Rather than “the genome sequence of Sars-Covid-2 is X” being a paradigm of knowledge, we might thus focus on a statement such as “this test provides the capacity to identify Sars-Covid-2 infections that include this genome sequence”. The test is here conceptualised in a way that can be passed on to other researchers and which needs to be performed in specific ways in order to generate meaning. In this sense, what researchers can do (and by implication cannot do) with the test and its results can be clearly stated on the tin. The implications of this account for existing philosophical theories of knowledge are beautifully captured in this remark by Chang (2017): “knowledge-as-information may only be flickering moments in the continual creation and use of knowledge-as-ability, and propositional belief only occasional crystallisations in that flow of activity.” We agree that process epistemology views knowledge as ability as prior to – and enabling the existence, understanding and use of - knowledge as information.Footnote 20

This brings us back to where we started, that is with the famous Putnam/Kripke account of natural kind terms.
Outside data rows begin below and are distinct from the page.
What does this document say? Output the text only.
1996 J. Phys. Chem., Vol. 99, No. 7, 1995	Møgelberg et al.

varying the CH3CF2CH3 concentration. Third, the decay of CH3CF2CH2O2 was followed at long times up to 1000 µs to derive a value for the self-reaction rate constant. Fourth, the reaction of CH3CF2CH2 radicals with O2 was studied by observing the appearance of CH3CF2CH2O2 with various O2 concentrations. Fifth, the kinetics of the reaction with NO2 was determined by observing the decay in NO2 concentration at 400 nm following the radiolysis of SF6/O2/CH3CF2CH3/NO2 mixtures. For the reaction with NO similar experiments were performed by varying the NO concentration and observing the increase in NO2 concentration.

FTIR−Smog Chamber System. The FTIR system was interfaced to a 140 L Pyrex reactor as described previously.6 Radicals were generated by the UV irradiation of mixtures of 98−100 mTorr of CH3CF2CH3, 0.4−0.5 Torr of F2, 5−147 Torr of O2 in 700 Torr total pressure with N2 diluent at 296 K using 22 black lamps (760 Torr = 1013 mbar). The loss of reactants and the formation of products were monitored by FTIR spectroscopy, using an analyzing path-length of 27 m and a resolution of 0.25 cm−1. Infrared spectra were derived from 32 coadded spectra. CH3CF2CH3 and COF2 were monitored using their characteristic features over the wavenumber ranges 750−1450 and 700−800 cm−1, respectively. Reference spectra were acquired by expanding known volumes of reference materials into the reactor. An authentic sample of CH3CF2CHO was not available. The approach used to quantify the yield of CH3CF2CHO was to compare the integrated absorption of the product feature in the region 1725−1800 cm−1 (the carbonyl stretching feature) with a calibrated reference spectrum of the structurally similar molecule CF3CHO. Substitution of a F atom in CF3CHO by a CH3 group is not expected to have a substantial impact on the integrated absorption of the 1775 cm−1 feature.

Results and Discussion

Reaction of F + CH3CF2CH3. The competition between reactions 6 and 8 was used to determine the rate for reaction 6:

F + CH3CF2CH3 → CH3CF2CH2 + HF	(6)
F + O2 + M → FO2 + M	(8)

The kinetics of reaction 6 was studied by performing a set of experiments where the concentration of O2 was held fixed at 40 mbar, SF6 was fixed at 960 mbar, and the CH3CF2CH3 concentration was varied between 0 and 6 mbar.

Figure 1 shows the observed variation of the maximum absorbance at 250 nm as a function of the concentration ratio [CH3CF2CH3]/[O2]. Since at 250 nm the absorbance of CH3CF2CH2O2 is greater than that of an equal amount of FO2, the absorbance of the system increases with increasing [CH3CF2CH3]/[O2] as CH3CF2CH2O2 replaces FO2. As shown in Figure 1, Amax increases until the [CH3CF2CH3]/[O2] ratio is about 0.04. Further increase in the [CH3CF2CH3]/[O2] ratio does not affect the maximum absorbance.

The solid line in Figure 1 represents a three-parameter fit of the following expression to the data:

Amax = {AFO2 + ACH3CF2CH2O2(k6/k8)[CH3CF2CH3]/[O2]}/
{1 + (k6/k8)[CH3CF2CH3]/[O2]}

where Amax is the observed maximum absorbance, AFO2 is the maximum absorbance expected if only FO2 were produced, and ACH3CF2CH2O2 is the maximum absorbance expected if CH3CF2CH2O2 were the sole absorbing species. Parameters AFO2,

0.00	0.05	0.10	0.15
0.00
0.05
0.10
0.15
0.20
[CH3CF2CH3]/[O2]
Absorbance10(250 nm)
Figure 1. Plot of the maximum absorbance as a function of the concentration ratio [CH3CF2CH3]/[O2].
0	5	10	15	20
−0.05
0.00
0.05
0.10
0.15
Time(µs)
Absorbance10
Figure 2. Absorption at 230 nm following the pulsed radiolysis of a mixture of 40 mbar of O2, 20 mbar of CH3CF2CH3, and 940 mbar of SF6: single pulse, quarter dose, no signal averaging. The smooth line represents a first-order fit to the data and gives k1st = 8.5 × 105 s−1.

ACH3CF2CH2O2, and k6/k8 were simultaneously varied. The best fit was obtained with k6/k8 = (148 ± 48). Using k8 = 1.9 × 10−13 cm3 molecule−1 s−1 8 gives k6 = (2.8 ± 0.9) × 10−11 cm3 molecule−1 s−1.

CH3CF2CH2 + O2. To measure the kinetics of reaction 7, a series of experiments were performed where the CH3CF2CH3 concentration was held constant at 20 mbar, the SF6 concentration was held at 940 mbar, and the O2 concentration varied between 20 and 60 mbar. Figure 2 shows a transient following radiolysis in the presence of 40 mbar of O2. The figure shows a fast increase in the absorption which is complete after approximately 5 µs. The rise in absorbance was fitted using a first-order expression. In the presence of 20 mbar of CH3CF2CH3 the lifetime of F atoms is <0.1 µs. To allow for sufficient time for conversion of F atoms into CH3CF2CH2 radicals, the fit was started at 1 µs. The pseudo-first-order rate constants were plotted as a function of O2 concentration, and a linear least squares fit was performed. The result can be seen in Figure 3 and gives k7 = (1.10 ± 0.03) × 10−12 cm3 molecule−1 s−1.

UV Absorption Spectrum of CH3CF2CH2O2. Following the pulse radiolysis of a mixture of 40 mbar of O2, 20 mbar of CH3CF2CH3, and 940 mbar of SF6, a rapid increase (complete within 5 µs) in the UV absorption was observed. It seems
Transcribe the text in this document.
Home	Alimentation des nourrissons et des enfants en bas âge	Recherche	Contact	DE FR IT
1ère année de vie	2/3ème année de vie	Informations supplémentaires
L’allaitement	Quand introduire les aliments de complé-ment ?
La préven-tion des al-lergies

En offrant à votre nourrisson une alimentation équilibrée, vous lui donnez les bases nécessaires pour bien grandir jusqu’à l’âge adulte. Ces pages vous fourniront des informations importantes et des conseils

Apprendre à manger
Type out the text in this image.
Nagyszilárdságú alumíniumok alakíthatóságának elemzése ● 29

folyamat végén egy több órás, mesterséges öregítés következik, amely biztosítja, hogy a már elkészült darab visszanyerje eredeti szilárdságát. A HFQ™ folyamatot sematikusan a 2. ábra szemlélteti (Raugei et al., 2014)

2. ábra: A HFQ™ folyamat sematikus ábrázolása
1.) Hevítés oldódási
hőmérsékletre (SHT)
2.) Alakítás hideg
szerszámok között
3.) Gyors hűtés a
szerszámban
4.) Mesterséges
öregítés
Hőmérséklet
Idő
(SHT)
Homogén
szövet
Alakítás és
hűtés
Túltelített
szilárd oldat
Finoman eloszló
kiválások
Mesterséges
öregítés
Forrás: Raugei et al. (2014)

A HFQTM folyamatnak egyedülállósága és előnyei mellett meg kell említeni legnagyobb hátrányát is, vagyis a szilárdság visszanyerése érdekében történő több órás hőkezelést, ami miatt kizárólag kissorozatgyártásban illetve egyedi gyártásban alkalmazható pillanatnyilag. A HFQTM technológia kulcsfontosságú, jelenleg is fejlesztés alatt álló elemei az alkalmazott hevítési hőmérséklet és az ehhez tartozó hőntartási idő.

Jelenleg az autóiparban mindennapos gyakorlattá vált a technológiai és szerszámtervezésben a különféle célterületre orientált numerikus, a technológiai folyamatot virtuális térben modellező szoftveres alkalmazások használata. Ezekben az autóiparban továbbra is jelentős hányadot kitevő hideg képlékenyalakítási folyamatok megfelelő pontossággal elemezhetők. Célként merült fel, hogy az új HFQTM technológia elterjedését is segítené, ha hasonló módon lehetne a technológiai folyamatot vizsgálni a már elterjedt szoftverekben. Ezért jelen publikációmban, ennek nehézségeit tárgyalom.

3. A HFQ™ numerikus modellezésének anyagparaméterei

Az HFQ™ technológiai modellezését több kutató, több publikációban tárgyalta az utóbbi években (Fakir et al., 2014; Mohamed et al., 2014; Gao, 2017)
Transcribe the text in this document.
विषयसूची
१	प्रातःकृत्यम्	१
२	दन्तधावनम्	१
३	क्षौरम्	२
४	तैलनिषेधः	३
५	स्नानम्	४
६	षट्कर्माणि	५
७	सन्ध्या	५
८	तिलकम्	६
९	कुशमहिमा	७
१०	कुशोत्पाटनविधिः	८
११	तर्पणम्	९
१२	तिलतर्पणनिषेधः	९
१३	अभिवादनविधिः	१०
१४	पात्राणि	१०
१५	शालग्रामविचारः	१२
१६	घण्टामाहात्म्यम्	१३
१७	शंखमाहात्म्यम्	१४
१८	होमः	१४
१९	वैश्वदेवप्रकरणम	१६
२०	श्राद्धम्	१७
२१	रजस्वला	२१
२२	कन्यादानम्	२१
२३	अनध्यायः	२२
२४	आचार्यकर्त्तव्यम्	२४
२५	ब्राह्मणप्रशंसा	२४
Nothing could be more disastrous to the scientific research we have been considering than the idea that the word “virus” was attached by a “dubbing” event, perhaps when Pasteur referred to the agent responsible for rabies, to some essentially defined natural kind of phenomenon. The rabies virus is not merely very different from the Sars-Covid-2 virus, but the rabies virus in France in the 1880s was probably significantly different from that present today in India. And even the RNA strands in a particular rabies infection are likely to be importantly different. Much better to adopt a Wittgensteinian focus on the uses of a word such as virus, and to reflect on the conditions under which such uses prove most fruitful. As we have shown these are many and diverse. The curation and coordination of such uses is an essential aspect of an effective scientific method.